App to help doctors predict preterm birth risk

London, Jan 18 (IANS) A new app can help doctors better identify women at risk of giving birth prematurely. Called QuiPP, the app developed at King’s College London was tested in two studies of high-risk women being monitored at the clinics.

The app uses an algorithm which combines the gestation of previous pregnancies and the length of the cervix with levels of fetal fibronectin to classify a woman’s risk.

The first study focused on women deemed to be a high risk of preterm birth usually because of a previous early pregnancy, despite not showing any symptoms.

The second study predicted the likelihood of early delivery in a group of women showing symptoms of early labour which often doesn’t progress to real labour.

“Doctors need reliable ways of predicting whether a woman is at risk of giving birth early. It can be difficult to accurately assess a woman’s risk, given that many women who show symptoms of preterm labour do not go on to deliver early,” said professor Andrew Shennan, lead author and professor of obstetrics at King’s College London.

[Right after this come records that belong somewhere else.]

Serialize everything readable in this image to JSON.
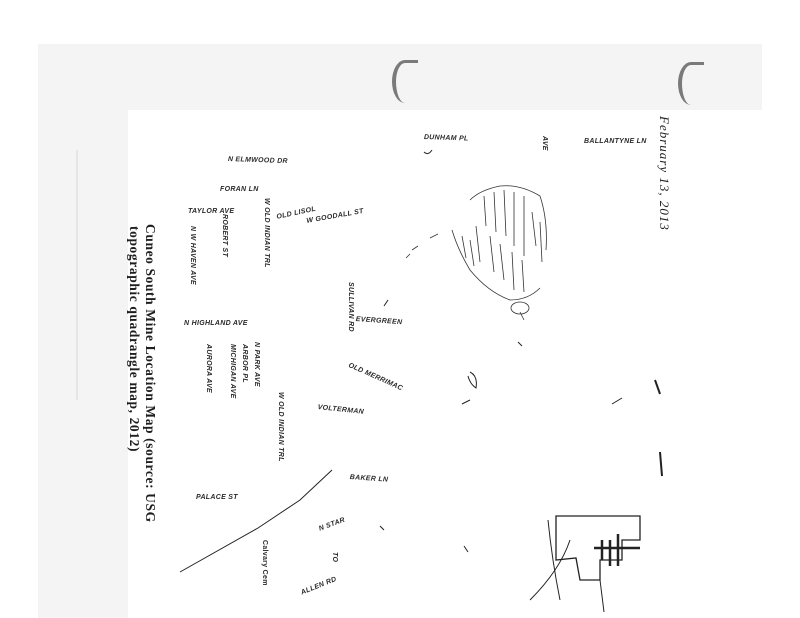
{
  "document": {
    "date": "February 13, 2013",
    "caption_line1": "Cuneo South Mine Location Map (source: USG",
    "caption_line2": "topographic quadrangle map, 2012)"
  },
  "map": {
    "street_labels": [
      "N ELMWOOD DR",
      "FORAN LN",
      "TAYLOR AVE",
      "ROBERT ST",
      "N W HAVEN AVE",
      "W OLD INDIAN TRL",
      "OLD LISOL",
      "W GOODALL ST",
      "SULLIVAN RD",
      "EVERGREEN",
      "N HIGHLAND AVE",
      "N PARK AVE",
      "ARBOR PL",
      "MICHIGAN AVE",
      "AURORA AVE",
      "OLD MERRIMAC",
      "W OLD INDIAN TRL",
      "VOLTERMAN",
      "BAKER LN",
      "PALACE ST",
      "N STAR",
      "Calvary Cem",
      "ALLEN RD",
      "TO",
      "DUNHAM PL",
      "AVE",
      "BALLANTYNE LN"
    ]
  }
}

In the first study, published in the journal Ultrasound in Obstetrics & Gynecology, researchers collected data from 1,249 women at high risk for pre-term birth attending pre-term surveillance clinics.

The model was developed on the first 624 consecutive women and validated on the subsequent 625.

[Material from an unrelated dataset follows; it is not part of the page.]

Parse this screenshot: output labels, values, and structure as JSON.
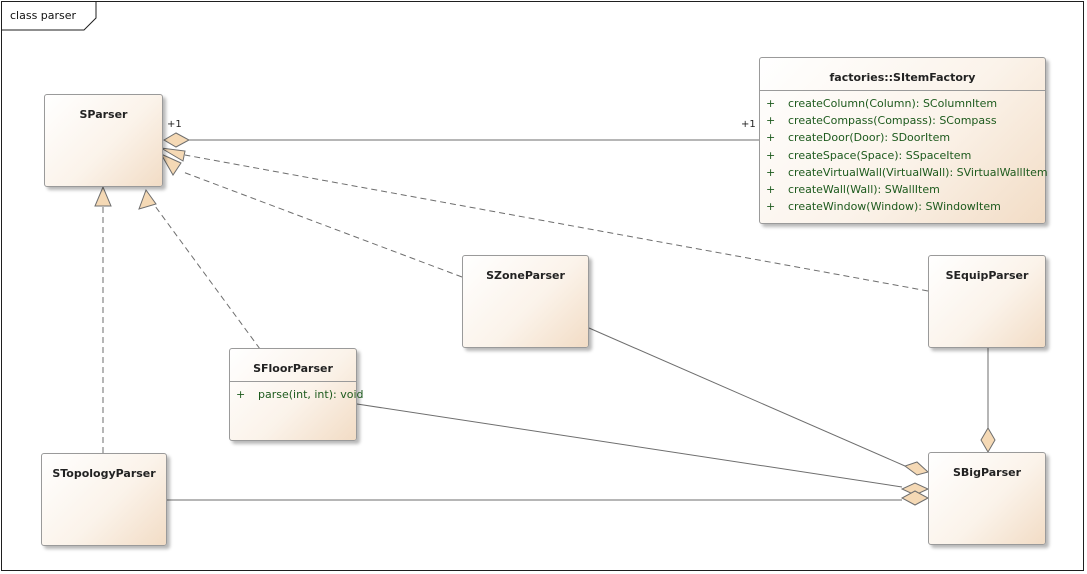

In the second study, also published in the journal Ultrasound in Obstetrics & Gynecology, data from 382 high-risk women was collected.

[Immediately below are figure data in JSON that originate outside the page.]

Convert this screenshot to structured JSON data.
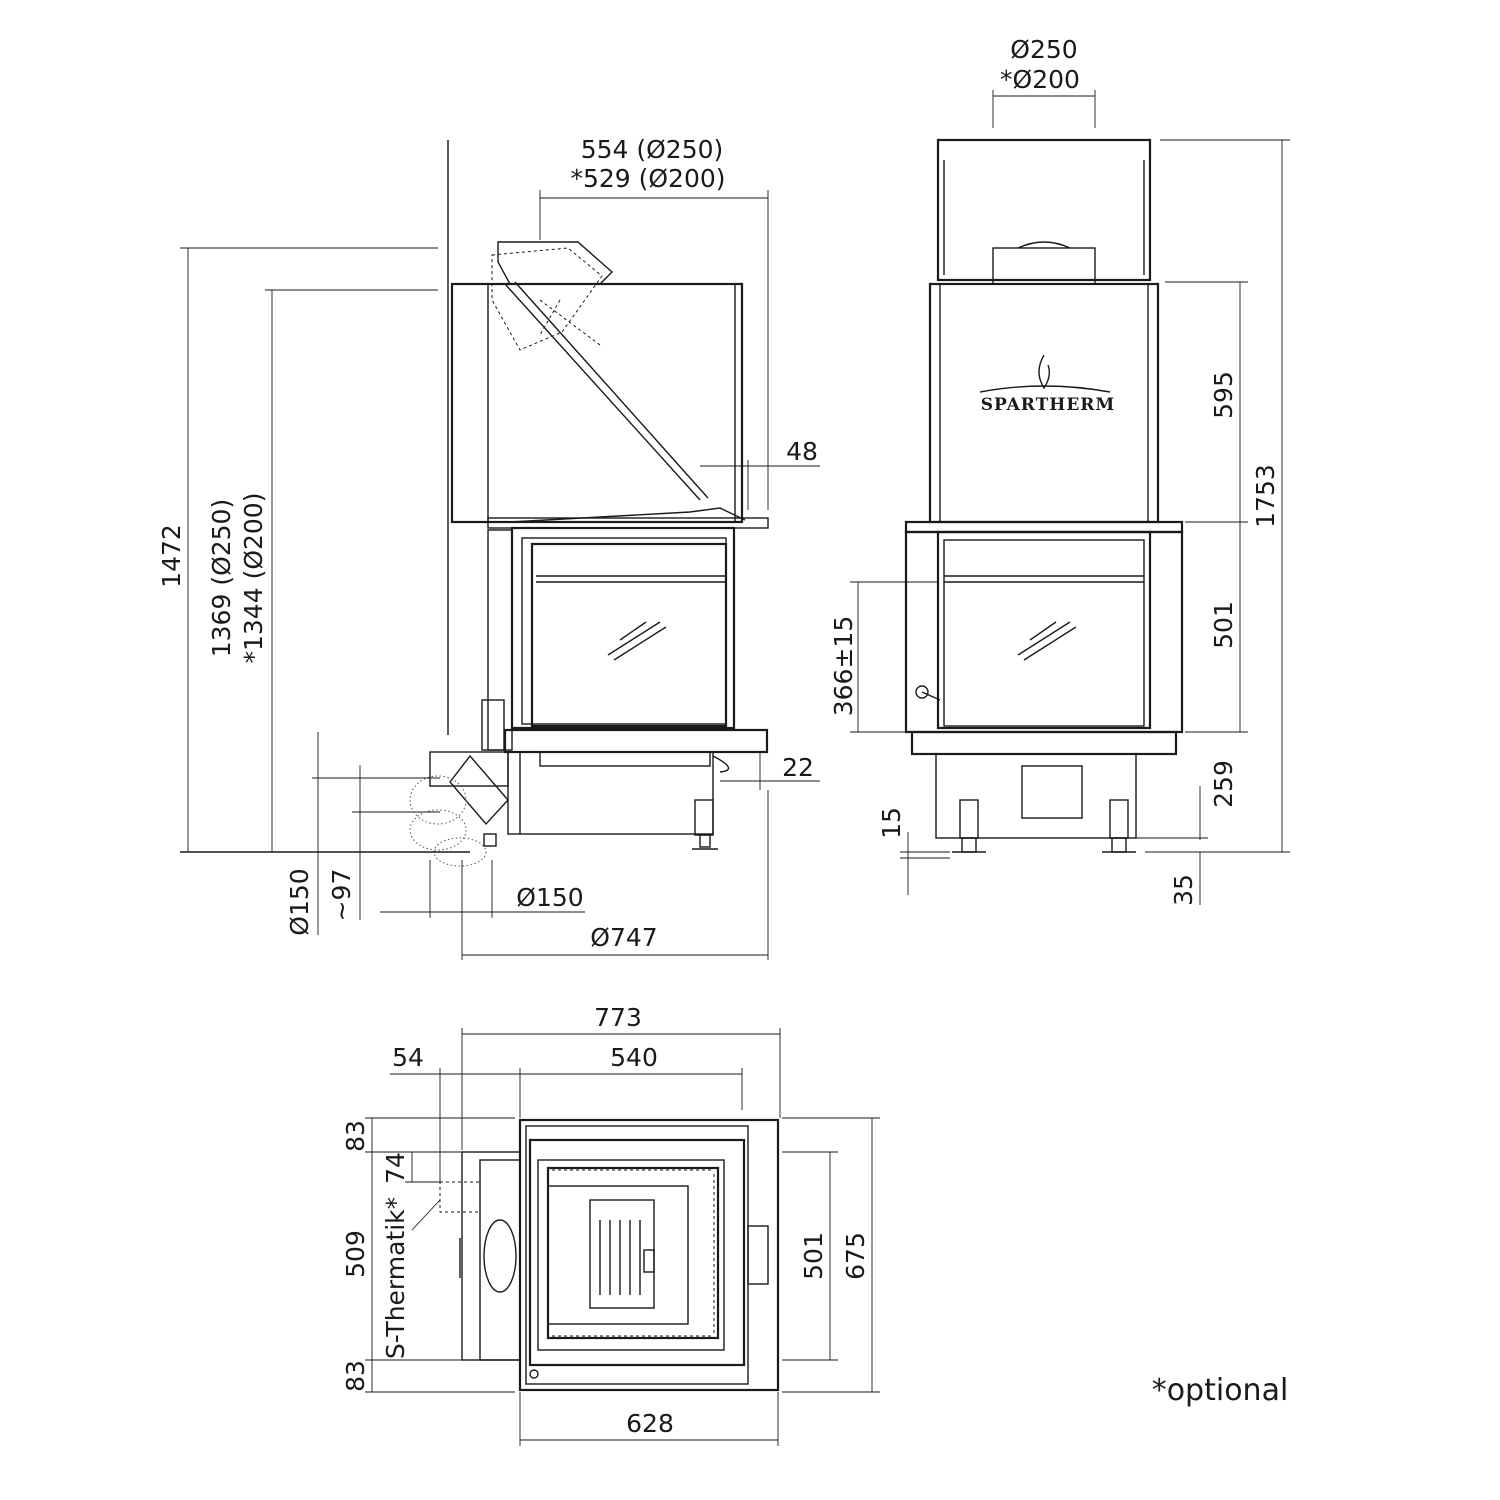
{
  "side_view": {
    "flue_width": "554 (Ø250)",
    "flue_width_opt": "*529 (Ø200)",
    "total_height": "1472",
    "outlet_height": "1369 (Ø250)",
    "outlet_height_opt": "*1344 (Ø200)",
    "offset_top": "48",
    "offset_bottom": "22",
    "inlet_dia_left": "Ø150",
    "inlet_offset": "~97",
    "inlet_dia_bottom": "Ø150",
    "depth": "Ø747"
  },
  "front_view": {
    "flue_dia": "Ø250",
    "flue_dia_opt": "*Ø200",
    "upper_height": "595",
    "total_height": "1753",
    "door_height": "501",
    "door_center": "366±15",
    "base_height": "259",
    "foot_15": "15",
    "foot_35": "35",
    "brand_name": "SPARTHERM"
  },
  "plan_view": {
    "total_width": "773",
    "left_offset": "54",
    "door_width": "540",
    "top_margin": "83",
    "thermatik_offset": "74",
    "thermatik_label": "S-Thermatik*",
    "inner_depth": "509",
    "bottom_margin": "83",
    "glass_depth": "501",
    "total_depth": "675",
    "bottom_width": "628"
  },
  "footnote": "*optional"
}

The model was developed on the first 190 women and validated on the remaining 192.

In both studies, the app was found to perform well as a predictive tool and far better than each component (previous pregnancy, cervical length or fetal fibronectin) taken alone.

“The app can be used by clinicians to improve the estimation of the probability of premature delivery (before 34 weeks’ gestation or within two weeks of the fetal fibronectin test) and to potentially tailor clinical management decisions,” the authors noted.

“The more accurately we can predict her risk, the better we can manage a woman’s pregnancy to ensure the safest possible birth for her and her baby,” Shennan said.

Worldwide, 15 million babies are born preterm (before 37 weeks) each year and over a million of these die of prematurity-related complications.

QUiPP is available to download for free from the Apple store.